Я изо всех сил старался сохранить только что обретенное драгоценное, хотя и противоестественное спокойствие. Моя спутница поглядывала на меня с улыбкой.
- Какой у нас год? - спросил я.
Она засмеялась. На сей раз смех был еще прозрачнее, еще звонче, еще мелодичнее.
- Ой, уморили!
Она вытащила из-за перчатки маленький кружевной платочек и стала вытирать нос. У нее это получалось на редкость изящно. Кончик носа чуть-чуть покраснел.
- Ну и память же у поэтов! Живете в неведомо каком году, в неведомо каком веке, на неведомо какой планете! У нас тысяча девятьсот восемьдесят третий! Не верите? Вам хотелось бы оказаться вдруг в восемьдесят третьем? Нет? Но отчего же? А мне вот хотелось бы. В восемьдесят третьем мне стукнет сто десять лет. Не так уж много. К счастью, на дворе тысяча девятьсот восьмой. Направо, Дмитрий!

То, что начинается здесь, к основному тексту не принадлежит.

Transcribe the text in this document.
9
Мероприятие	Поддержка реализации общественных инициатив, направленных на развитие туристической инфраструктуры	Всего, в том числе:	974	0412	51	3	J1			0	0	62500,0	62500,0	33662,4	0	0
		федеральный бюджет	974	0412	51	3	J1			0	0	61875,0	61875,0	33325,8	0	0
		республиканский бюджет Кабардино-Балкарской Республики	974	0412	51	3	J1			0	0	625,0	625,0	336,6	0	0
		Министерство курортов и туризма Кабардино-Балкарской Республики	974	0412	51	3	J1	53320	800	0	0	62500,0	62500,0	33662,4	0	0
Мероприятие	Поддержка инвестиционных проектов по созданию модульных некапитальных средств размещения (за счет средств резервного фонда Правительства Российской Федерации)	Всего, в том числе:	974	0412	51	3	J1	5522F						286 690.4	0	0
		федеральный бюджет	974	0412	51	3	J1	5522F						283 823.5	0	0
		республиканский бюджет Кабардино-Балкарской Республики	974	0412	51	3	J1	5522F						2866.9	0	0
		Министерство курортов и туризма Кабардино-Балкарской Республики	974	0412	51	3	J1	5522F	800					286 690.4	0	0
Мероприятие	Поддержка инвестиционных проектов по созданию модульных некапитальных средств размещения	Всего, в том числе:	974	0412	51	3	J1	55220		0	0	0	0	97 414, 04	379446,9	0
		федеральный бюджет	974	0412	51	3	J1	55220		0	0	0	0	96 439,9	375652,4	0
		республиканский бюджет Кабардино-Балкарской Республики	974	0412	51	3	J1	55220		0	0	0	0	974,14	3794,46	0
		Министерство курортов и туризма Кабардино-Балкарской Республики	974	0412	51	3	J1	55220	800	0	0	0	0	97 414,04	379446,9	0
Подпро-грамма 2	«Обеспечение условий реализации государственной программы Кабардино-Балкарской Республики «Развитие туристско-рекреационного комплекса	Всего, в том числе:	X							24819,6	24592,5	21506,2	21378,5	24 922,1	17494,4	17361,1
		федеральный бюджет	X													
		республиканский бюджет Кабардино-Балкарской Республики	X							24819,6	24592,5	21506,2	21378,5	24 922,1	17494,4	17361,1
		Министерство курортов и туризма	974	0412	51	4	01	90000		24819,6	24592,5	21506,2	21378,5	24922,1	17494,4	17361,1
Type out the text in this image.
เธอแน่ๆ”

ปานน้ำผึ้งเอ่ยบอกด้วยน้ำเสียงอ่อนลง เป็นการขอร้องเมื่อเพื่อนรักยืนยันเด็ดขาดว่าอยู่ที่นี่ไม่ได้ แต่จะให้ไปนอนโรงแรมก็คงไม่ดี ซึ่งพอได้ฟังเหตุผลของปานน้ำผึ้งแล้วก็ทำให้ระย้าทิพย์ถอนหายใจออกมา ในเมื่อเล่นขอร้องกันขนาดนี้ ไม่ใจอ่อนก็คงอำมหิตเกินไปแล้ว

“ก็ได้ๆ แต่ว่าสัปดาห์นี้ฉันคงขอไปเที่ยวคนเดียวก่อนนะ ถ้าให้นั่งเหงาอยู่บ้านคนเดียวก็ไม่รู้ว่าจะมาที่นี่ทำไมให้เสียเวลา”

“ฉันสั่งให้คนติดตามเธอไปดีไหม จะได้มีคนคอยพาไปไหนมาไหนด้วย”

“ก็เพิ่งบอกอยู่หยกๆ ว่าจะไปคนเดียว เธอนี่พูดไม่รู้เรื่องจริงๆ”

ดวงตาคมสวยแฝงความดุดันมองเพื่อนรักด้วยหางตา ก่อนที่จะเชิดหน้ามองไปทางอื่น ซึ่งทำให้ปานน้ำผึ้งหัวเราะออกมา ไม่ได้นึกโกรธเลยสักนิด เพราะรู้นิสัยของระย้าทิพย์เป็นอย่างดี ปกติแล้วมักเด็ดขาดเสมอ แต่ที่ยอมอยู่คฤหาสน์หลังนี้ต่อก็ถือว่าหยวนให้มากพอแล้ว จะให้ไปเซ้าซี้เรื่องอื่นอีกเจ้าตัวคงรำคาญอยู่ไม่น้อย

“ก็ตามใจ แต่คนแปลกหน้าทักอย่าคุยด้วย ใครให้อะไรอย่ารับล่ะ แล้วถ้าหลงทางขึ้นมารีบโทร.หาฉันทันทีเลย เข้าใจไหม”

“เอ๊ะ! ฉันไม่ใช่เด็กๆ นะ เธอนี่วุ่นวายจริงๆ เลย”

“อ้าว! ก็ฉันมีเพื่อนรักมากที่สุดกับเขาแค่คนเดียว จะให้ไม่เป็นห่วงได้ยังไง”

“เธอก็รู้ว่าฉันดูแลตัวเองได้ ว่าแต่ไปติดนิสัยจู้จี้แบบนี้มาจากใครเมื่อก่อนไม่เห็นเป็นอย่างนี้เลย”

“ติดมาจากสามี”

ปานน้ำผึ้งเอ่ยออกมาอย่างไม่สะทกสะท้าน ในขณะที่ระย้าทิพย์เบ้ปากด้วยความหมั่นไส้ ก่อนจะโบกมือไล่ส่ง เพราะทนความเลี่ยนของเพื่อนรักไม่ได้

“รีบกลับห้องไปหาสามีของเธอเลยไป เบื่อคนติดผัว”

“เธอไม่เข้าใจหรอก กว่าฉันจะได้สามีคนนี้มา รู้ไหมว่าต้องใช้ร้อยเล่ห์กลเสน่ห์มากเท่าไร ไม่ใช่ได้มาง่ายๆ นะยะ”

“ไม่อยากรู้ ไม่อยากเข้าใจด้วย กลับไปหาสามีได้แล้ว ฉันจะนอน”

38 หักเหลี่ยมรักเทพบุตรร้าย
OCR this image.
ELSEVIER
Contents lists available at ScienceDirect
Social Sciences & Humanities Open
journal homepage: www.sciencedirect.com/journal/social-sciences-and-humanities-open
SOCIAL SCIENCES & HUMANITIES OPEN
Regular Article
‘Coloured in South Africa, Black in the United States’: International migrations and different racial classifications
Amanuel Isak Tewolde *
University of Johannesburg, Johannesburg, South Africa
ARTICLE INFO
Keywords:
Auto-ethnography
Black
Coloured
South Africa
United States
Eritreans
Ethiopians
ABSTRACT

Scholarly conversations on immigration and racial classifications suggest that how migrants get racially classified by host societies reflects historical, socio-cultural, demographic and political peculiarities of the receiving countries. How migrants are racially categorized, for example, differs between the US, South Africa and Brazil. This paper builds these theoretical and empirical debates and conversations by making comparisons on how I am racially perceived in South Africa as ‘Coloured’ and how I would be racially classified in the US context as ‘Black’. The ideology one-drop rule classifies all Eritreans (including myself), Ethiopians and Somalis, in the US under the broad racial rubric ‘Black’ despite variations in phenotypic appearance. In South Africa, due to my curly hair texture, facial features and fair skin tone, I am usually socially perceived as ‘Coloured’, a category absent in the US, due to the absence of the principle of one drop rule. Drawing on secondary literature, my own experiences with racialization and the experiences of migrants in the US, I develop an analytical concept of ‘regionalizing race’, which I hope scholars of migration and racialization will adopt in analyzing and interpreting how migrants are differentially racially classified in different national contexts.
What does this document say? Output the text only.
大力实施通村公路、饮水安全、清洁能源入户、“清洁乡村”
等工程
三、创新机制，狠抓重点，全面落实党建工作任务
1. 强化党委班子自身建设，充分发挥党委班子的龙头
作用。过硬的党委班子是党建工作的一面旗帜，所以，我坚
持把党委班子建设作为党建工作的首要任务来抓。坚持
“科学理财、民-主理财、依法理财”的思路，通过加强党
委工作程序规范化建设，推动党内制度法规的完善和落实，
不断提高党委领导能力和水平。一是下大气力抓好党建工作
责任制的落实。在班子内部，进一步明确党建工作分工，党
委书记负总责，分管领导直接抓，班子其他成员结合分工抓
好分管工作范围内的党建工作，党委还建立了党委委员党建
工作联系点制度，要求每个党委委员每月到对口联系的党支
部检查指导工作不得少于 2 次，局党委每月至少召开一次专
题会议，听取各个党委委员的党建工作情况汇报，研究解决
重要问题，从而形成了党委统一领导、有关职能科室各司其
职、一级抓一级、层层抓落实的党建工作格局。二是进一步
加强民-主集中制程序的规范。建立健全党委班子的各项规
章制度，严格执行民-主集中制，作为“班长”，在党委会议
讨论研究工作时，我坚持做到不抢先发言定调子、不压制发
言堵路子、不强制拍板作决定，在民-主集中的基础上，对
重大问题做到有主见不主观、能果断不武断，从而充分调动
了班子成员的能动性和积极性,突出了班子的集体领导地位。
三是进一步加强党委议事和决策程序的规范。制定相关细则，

Мелькнули купола какой-то церкви. "Ах, да, Знаменская!" - вспомнил я. Свернули на Лиговку. Высунувшись из-под верха, я взглянул назад. Посреди площади возвышался монумент: на очень упитанной, мощной ломовой лошади восседал очень упитанный плечистый человек, похожий на только что виденного городового. Вокруг монумента медленно и сонно, как завороженные, кружились трамваи, набитые публикой с иллюстраций "Нивы". Через несколько минут коляска остановилась.
- Мне думается, что нам следует немножко погреться, - сказала Брянская, - у меня руки замерзли. Напрасно я не взяла муфту.
Перед нами было знакомое мне маленькое кафе, располагавшееся в полуподвальном этаже большого шестиэтажного дома. Я неоднократно посещал его во время своих блужданий по городу. Над входом была, однако, незнакомая надпись:
ГОЛУБОЙ ЖИРАФЪ трактиръ Матвея Ковыряхина
Мы вошли. В крохотном вестибюльчике нас встретил длиннорукий, кривоногий, волосатый горбун в причудливом одеянии, напоминавшем одновременно ливрею, кафтан петровских времен и еще что-то.
- Ксения Владимна! Ксения Владимна! Королева ты наша! Красавица ты наша! Бесподобная ты наша! Ангел ты наш златокрылый! - запричитал он, сладко осклабясь и суетливо помогая Брянской снимать шубку.
- Много народу, Пафнутий?
- Почти никого! Человек пять-шесть. И все трезвые. Воздух свежий, чистый, хороший. Еще не накурено. Еще не успели дыму этого смрадного напустить.